Curvature-Dependent Electrochemical Hydrogen Peroxide Synthesis Performance of Oxidized Carbon Nanotubes
Fangxin She, Zhongyuan Guo, Fangzhou Liu, Zixun Yu, Jiaxiang Chen, Yameng Fan, Yaojie Lei, Yuan Chen, Hao Li, Wei Li
Abstract
Surface oxidized carbon nanotubes (o-CNTs) can produce sustainable hydrogen peroxide (H 2 O 2 ) by the two-electron transferred oxygen reduction reaction (2e-ORR). The C atoms neighboring to surface epoxy (C–O–C) groups are recognized as active sites. Herein, we report the CNT curvature, or diameter, dependent ORR activity of o-CNT catalysts. Computation modeling suggests that the curvature can alter epoxy group geometry, exerting greater strain on the C–O bond in smaller diameter o-CNTs that leads to improved activity.

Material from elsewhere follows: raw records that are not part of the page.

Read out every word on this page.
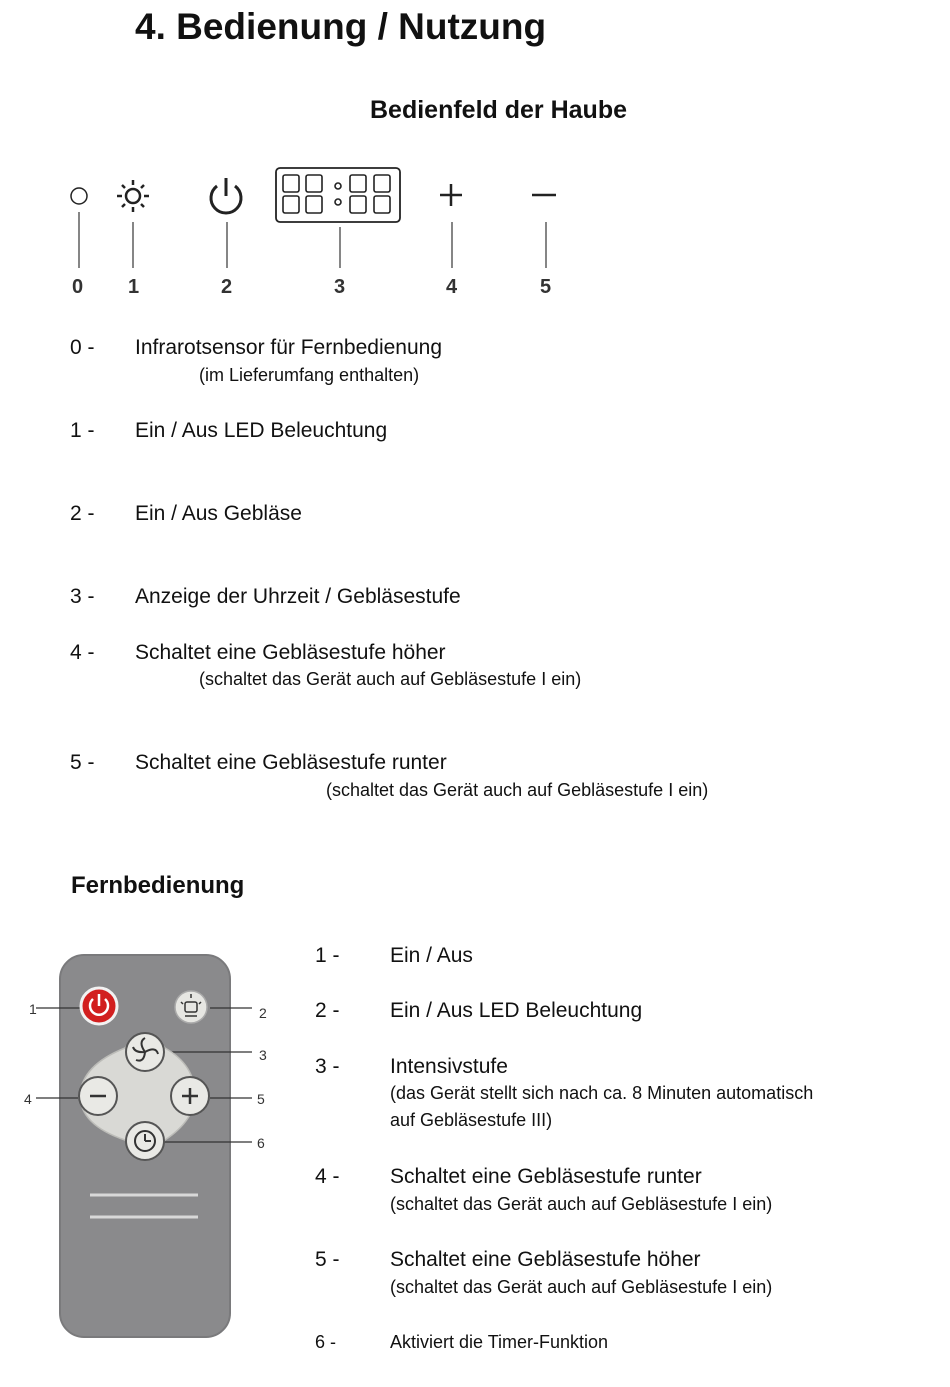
4. Bedienung / Nutzung
Bedienfeld der Haube
0 1	2	3	4	5
0 - Infrarotsensor für Fernbedienung
(im Lieferumfang enthalten)
1 - Ein / Aus LED Beleuchtung
2 - Ein / Aus Gebläse
3 - Anzeige der Uhrzeit / Gebläsestufe
4 - Schaltet eine Gebläsestufe höher
(schaltet das Gerät auch auf Gebläsestufe I ein)
5 - Schaltet eine Gebläsestufe runter
(schaltet das Gerät auch auf Gebläsestufe I ein)
Fernbedienung
1	2
3
4	5
6
1 - Ein / Aus
2 - Ein / Aus LED Beleuchtung
3 - Intensivstufe
(das Gerät stellt sich nach ca. 8 Minuten automatisch
auf Gebläsestufe III)
4 - Schaltet eine Gebläsestufe runter
(schaltet das Gerät auch auf Gebläsestufe I ein)
5 - Schaltet eine Gebläsestufe höher
(schaltet das Gerät auch auf Gebläsestufe I ein)
6 -	Aktiviert die Timer-Funktion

This theoretical prediction is further experimentally validated by five o-CNTs of different diameters but comparable oxygenous groups. The o-CNT with the smallest diameter (8 nm) delivers the highest H 2 O 2 Faradaic efficiency (>85%, or molar selectivity >90%) and a mass activity of 161 A g –1 at 0.65 V. This curvature effect provides a strategy to design and synthesize efficient electrocatalysts for peroxide production and beyond.